On 18 September 2025, the Red de Acción Sobre Alcohol (RASA) and partner civil society groups launched “Who pays for the harms of alcohol? Healthy taxes NOW!” to push for an update to Mexico’s alcohol excise tax (IEPS). The core message is simple and stark. Alcohol’s direct and indirect costs, about 552 billion pesos in 2021 (roughly 2.1% of GDP), were around twelve times larger than what the alcohol industry paid in taxes and remunerations, about 65.8 billion pesos. The public is already primed for change, with national polling showing strong support for higher alcohol taxes, especially when revenues fund health and education.
The campaign frames alcohol as a major public health problem. In 2022, Mexico recorded roughly 210,000 new cases of alcohol-attributable disease and about 41,000 deaths linked to alcohol use. The evidence base is broad. Alcohol is a risk factor for more than 200 diseases, injuries and adverse conditions, including mental health disorders, cardiovascular disease, road traffic injuries, violence, suicide, tuberculosis, HIV and rheumatic conditions. This burden helps explain why six of the ten leading causes of death in Mexico are tied to alcohol use. The campaign materials, including the infographic “Alcohol taxes: The most effective solution to prevent its harms,” highlight these consequences in a format accessible to the general public.

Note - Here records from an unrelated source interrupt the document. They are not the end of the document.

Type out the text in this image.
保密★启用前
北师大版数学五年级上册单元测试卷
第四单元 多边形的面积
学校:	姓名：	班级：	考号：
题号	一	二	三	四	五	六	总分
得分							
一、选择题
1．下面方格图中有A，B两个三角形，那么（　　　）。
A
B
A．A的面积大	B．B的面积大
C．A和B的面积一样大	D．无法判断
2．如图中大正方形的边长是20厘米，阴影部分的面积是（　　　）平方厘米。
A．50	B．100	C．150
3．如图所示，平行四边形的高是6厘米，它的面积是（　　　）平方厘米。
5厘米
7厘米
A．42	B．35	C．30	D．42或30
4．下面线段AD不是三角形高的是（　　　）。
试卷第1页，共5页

RASA and invited experts argue for a clearer, health-oriented IEPS design that taxes the amount of pure alcohol in each drink. Modeling presented under the theme “Who pays for the harms?” estimates that a shift to specific, per-milliliter excise could reduce alcohol consumption by about 37% while raising up to 105 billion pesos in revenue. Research from the National Institute of Public Health projects large health and safety gains under such a reform, including fewer cirrhosis deaths and tens of thousands fewer family-violence injuries over the coming decade. The tax change is also progressive, with a larger share of the burden falling on higher-income households. International guidance points the same way. Both WHO and the World Bank recommend higher alcohol taxes, and countries that combined taxation with marketing and availability controls, such as Russia between 2000 and 2015, saw sharp drops in consumption and harm.
The social stakes are front and center. Families and the public health system currently absorb the costs, while the industry keeps the profits. The campaign highlights harms widely recognized by Mexicans, including liver disease, cancer, road crashes, violence against women and violence in the home. Its call to action runs through #ImpuestosSaludablesYa and asks legislators to include an IEPS update in the 2026 fiscal package.